Wednesday, June 15, 2011

Mail Call

You are required to deliver the nation’s mail, but absent extraordinary circumstances, you cannot raise rates beyond the rate of inflation, you have to pre-fund your retiree benefits and you have a pile of collective bargaining agreements that require all kinds of benefits for postal employees. Welcome to that governmental corporation, the United States Postal Service. Emails have preempted much of the profitable first class mail traffic (which has fallen 2% just in the last quarter!), and the USPS seems to be mired in the delivery of snail-mail spam – third class crap that most of us use to enhance the local landfill. Companies like UPS and FedEx have also hurt the Postal Service’s profits by taking away a huge amount of that lucrative overnight mail and bulk-item shipping.

Over the last few years, the USPS has cut about a quarter of its staff, but it is still lumbering under a set of outdated rules and burdensome Congressional mandates… with insufficient access to cash or the ability to raise rates high enough to cover actual costs. The Postal Service’s efforts have been insufficient to stem the hemorrhaging of red ink. They expect to post an $8.3 billion loss for the fiscal year ending this September 30th. Under current rules, the USPS would also have to pre-fund $5.4 billion in retirement benefits and cover a further $1.2 billion to reimburse the Dept. of Labor for worker’s compensation insurance at that time. The Postmaster General, Patrick Donohoe, is telling Congress that unless they come up with additional funding sources, the USPS simply lacks the ability to pay that $5.4 billion, and it will default.

Donohoe testified at a Congressional hearing: “The Postal Service is committed to satisfying our core mission — delivering America’s mail… That is an imperative. To do this, we must pay our employees and our suppliers. But it must be understood that, absent legislative action, the Postal Service is certain to default on these substantial payments. This is clearly not the outcome we would choose, but without congressional involvement, the result is unavoidable.” Simply put, Donohoe is telling us that the USPS is incapable of meeting its statutory obligations… it needs new statutes and new funding to continue operation.
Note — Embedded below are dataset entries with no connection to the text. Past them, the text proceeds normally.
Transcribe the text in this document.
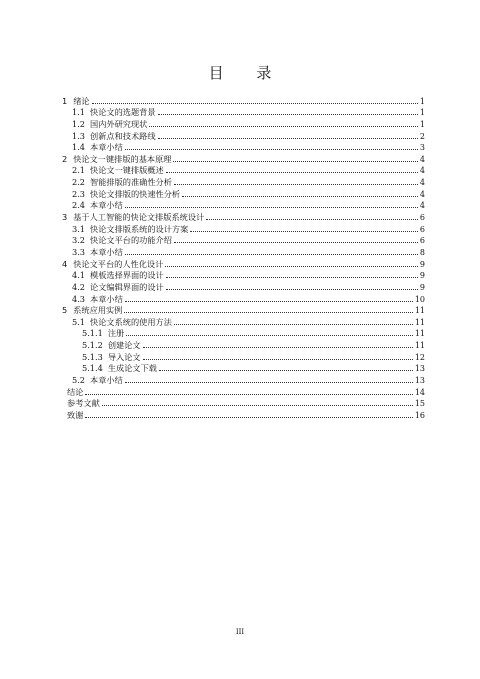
目 录
1 绪论	1
1.1 快论文的选题背景	1
1.2 国内外研究现状	1
1.3 创新点和技术路线	2
1.4 本章小结	3
2 快论文一键排版的基本原理	4
2.1 快论文一键排版概述	4
2.2 智能排版的准确性分析	4
2.3 快论文排版的快速性分析	4
2.4 本章小结	4
3 基于人工智能的快论文排版系统设计	6
3.1 快论文排版系统的设计方案	6
3.2 快论文平台的功能介绍	6
3.3 本章小结	8
4 快论文平台的人性化设计	9
4.1 模板选择界面的设计	9
4.2 论文编辑界面的设计	9
4.3 本章小结	10
5 系统应用实例	11
5.1 快论文系统的使用方法	11
5.1.1 注册	11
5.1.2 创建论文	11
5.1.3 导入论文	12
5.1.4 生成论文下载	13
5.2 本章小结	13
结论	14
参考文献	15
致谢	16
III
The USPS is going broke. “USPS is on the verge of exhausting a $15 billion line of credit with the U.S. Treasury, with only $2.5 billion left to use, Donahoe said. The remaining funds would cover only payroll obligations and supplier payments at the end of the fiscal year, according to aides who were not authorized to speak publicly.” Washington Post, May 17th.

In addition to the above competitive factors and the shift to electronic communications, the USPS is further burdened by legal requirements that it pre-fund retirement and health benefits, which has resulted in the anomaly that this virtually bankrupt structure has over-funded its future obligations by significant amounts: “Donahoe urged senators to quickly pass a bill reintroduced Tuesday by Sen. Thomas R. Carper (D-Del.) that would permit USPS to use billions of dollars it has overpaid to the federal worker pension funds in the last 30 years to make the $5.4 billion payments…The Postal Regulatory Commission and the Postal Service Inspector General have estimated that USPS has over-funded the Civil Service Retirement System by $50 billion to $75 billion since the 1970s.” The Post. Think you could live without third class mail? Think you might accept a bigger rate hike on packages and first class mail? Believe that the Postal Service should be sold into the private sector and simply operate under true market conditions? Can you imagine a country without a governmental postal system?

I’m Peter Dekom, and I guess we are watching the Postal Service…er…. go postal!